Now you might recall that Glantz ran a weak “sensitivity analysis” looking at how the results differed across some of the most glaring of these differences. But who cares? That is not the point. The point is that there is no conceivable legitimate meaning to a statistical average of their results, whatever any sensitivity showed.
A more legitimate reply to these concerns is that if you have enough studies that sort of represent some real-world distribution of exposures and populations, then the average could mean something. In theory, a bunch of cessation clinics that provide their patients with e-cigarettes and advice about them might collect data about outcomes. Each study would be a different exposure in a different population, but collectively they might represent the breadth of the general phenomenon of clinics doing engaging in that practice, and so the average result might represent some real average from the world. But nothing in sight looks like that — and it would take some serious thinking to ascertain if something did, not just throwing whatever came along into a statistical soup — so that is moot.

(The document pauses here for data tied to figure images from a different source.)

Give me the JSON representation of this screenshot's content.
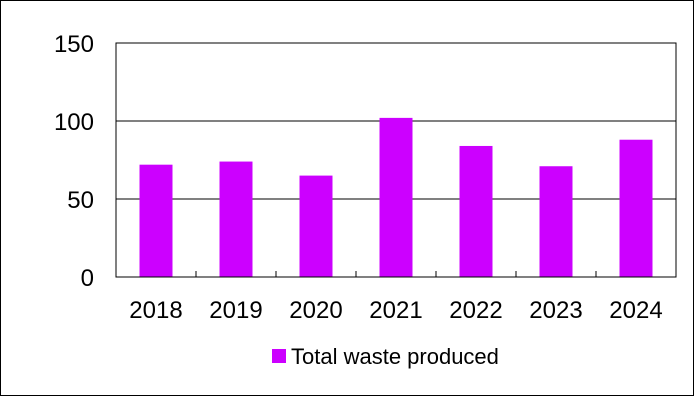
{
  "chart_data": {
    "type": "bar",
    "categories": [
      "2018",
      "2019",
      "2020",
      "2021",
      "2022",
      "2023",
      "2024"
    ],
    "series": [
      {
        "name": "Total waste produced",
        "values": [
          72,
          74,
          65,
          102,
          84,
          71,
          88
        ],
        "color": "#cc00ff"
      }
    ],
    "ylim": [
      0,
      150
    ],
    "yticks": [
      0,
      50,
      100,
      150
    ],
    "title": "",
    "xlabel": "",
    "ylabel": "",
    "grid": true,
    "legend_position": "bottom"
  }
}
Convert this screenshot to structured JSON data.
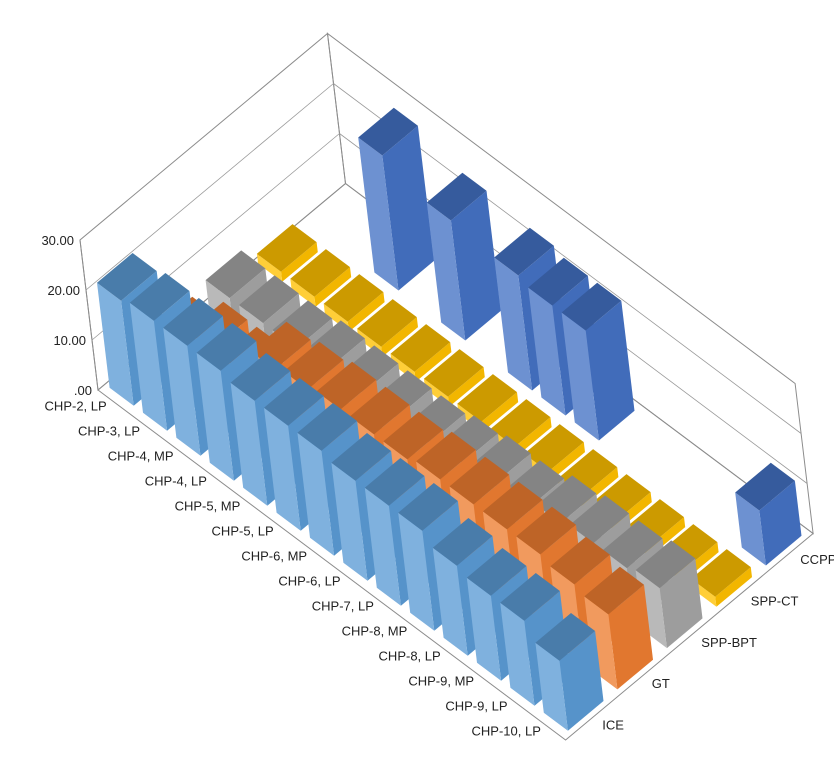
{
  "chart_data": {
    "type": "bar",
    "subtype": "3d-column",
    "title": "",
    "zlim": [
      0,
      30
    ],
    "z_ticks": [
      ".00",
      "10.00",
      "20.00",
      "30.00"
    ],
    "grid": true,
    "legend": "none",
    "categories": [
      "CHP-2, LP",
      "CHP-3, LP",
      "CHP-4, MP",
      "CHP-4, LP",
      "CHP-5, MP",
      "CHP-5, LP",
      "CHP-6, MP",
      "CHP-6, LP",
      "CHP-7, LP",
      "CHP-8, MP",
      "CHP-8, LP",
      "CHP-9, MP",
      "CHP-9, LP",
      "CHP-10, LP"
    ],
    "series_labels": [
      "ICE",
      "GT",
      "SPP-BPT",
      "SPP-CT",
      "CCPP"
    ],
    "series_colors": [
      "#5b9bd5",
      "#ed7d31",
      "#a5a5a5",
      "#ffc000",
      "#4472c4"
    ],
    "series": [
      {
        "name": "ICE",
        "values": [
          21,
          22,
          22,
          22,
          21,
          21,
          21,
          20,
          20,
          20,
          18,
          17,
          17,
          14
        ]
      },
      {
        "name": "GT",
        "values": [
          4,
          8,
          8,
          14,
          15,
          16,
          16,
          16,
          17,
          17,
          17,
          17,
          16,
          15
        ]
      },
      {
        "name": "SPP-BPT",
        "values": [
          5,
          5,
          5,
          6,
          6,
          6,
          6,
          7,
          8,
          8,
          10,
          11,
          11,
          12
        ]
      },
      {
        "name": "SPP-CT",
        "values": [
          2,
          2,
          2,
          2,
          2,
          2,
          2,
          2,
          2,
          2,
          2,
          2,
          2,
          2
        ]
      },
      {
        "name": "CCPP",
        "values": [
          0,
          0,
          27,
          0,
          24,
          0,
          23,
          22,
          22,
          0,
          0,
          0,
          0,
          11
        ]
      }
    ]
  }
}
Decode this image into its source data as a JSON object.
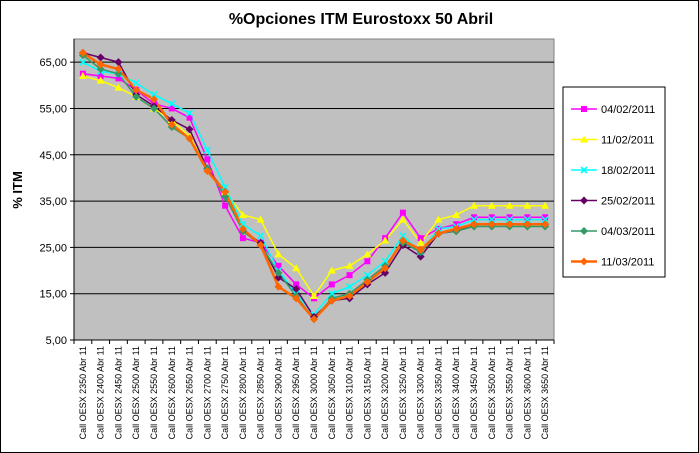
{
  "chart_data": {
    "type": "line",
    "title": "%Opciones ITM Eurostoxx 50 Abril",
    "xlabel": "",
    "ylabel": "% ITM",
    "ylim": [
      5,
      70
    ],
    "yticks": [
      "5,00",
      "15,00",
      "25,00",
      "35,00",
      "45,00",
      "55,00",
      "65,00"
    ],
    "grid": "horizontal",
    "legend_position": "right",
    "plot_background": "#c0c0c0",
    "categories": [
      "Call OESX 2350 Abr 11",
      "Call OESX 2400 Abr 11",
      "Call OESX 2450 Abr 11",
      "Call OESX 2500 Abr 11",
      "Call OESX 2550 Abr 11",
      "Call OESX 2600 Abr 11",
      "Call OESX 2650 Abr 11",
      "Call OESX 2700 Abr 11",
      "Call OESX 2750 Abr 11",
      "Call OESX 2800 Abr 11",
      "Call OESX 2850 Abr 11",
      "Call OESX 2900 Abr 11",
      "Call OESX 2950 Abr 11",
      "Call OESX 3000 Abr 11",
      "Call OESX 3050 Abr 11",
      "Call OESX 3100 Abr 11",
      "Call OESX 3150 Abr 11",
      "Call OESX 3200 Abr 11",
      "Call OESX 3250 Abr 11",
      "Call OESX 3300 Abr 11",
      "Call OESX 3350 Abr 11",
      "Call OESX 3400 Abr 11",
      "Call OESX 3450 Abr 11",
      "Call OESX 3500 Abr 11",
      "Call OESX 3550 Abr 11",
      "Call OESX 3600 Abr 11",
      "Call OESX 3650 Abr 11"
    ],
    "series": [
      {
        "name": "04/02/2011",
        "color": "#ff00ff",
        "marker": "square",
        "values": [
          62.5,
          62,
          61.5,
          59,
          56,
          55,
          53,
          44,
          34,
          27,
          26,
          21,
          17,
          14,
          17,
          19,
          22,
          27,
          32.5,
          27,
          29,
          30,
          31.5,
          31.5,
          31.5,
          31.5,
          31.5
        ]
      },
      {
        "name": "11/02/2011",
        "color": "#ffff00",
        "marker": "triangle",
        "values": [
          62,
          61,
          59.5,
          57.5,
          55,
          52.5,
          49,
          42,
          37,
          32,
          31,
          23.5,
          20.5,
          14.5,
          20,
          21,
          23.5,
          26.5,
          31,
          26,
          31,
          32,
          34,
          34,
          34,
          34,
          34
        ]
      },
      {
        "name": "18/02/2011",
        "color": "#00ffff",
        "marker": "x",
        "values": [
          65,
          63,
          62.5,
          60.5,
          58,
          56,
          54,
          46,
          38,
          30,
          27.5,
          20,
          15,
          10.5,
          15,
          16.5,
          19,
          22,
          27.5,
          24,
          29,
          29.5,
          31,
          31,
          31,
          31,
          31
        ]
      },
      {
        "name": "25/02/2011",
        "color": "#660066",
        "marker": "diamond",
        "values": [
          67,
          66,
          65,
          58,
          55.5,
          52.5,
          50.5,
          42,
          37,
          28.5,
          26,
          18.5,
          16,
          10,
          13.5,
          14,
          17,
          19.5,
          25.5,
          23,
          28,
          28.5,
          30,
          30,
          30,
          30,
          30
        ]
      },
      {
        "name": "04/03/2011",
        "color": "#339966",
        "marker": "diamond",
        "values": [
          66.5,
          63.5,
          62.5,
          57.5,
          55,
          51,
          48.5,
          42,
          36,
          28.5,
          25.5,
          19.5,
          14.5,
          9.5,
          14,
          15,
          18,
          21,
          26,
          24,
          28,
          28.5,
          29.5,
          29.5,
          29.5,
          29.5,
          29.5
        ]
      },
      {
        "name": "11/03/2011",
        "color": "#ff6600",
        "marker": "diamond",
        "values": [
          67,
          64.5,
          63.5,
          59,
          57,
          51.5,
          48.5,
          41.5,
          37,
          29,
          25.5,
          16.5,
          14,
          9.5,
          13.5,
          14.5,
          17.5,
          20.5,
          26.5,
          24.5,
          28,
          29,
          30,
          30,
          30,
          30,
          30
        ]
      }
    ]
  }
}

Notice what was just discussed is not about the original studies being faulty. All of these problems still exist if each study was as perfect for measuring the effect of interest for the specific definition of the exposure, in their particular population, as measured in a particular way as they could be. An additional layer of fatal flaw is added when they are not that.
In particular, consider the selection bias problem that I explained in the previous posts. Because of selection bias, most of the studies Glantz used in his meta-analysis were terrible measures of the supposed phenomenon of interest in the first place. Some were biased by the original authors’ intent, while others were never purported to offer a measure what Glantz used them for (and the authors told him so), but he created the selection bias by interpreting that way. Obviously averaging together a bunch of incommensurate results that are terrible measures of the phenomena of interest is even worse than merely averaging together incommensurate results. Once again, the role of meta-analysis in this case is to hide the fact that they are terrible measures behind statistical games.
Glantz’s meta-analysis is not just junk science because of details about the studies, though those are problems in themselves. It is junk science because there are probably not even two of the studies in his collection that are similar enough to average together, let alone all of them. I cannot imagine there ever being behavioral studies of tobacco use that could be legitimately combined into a meta-analysis, nor any scientific reason for wanting to do so.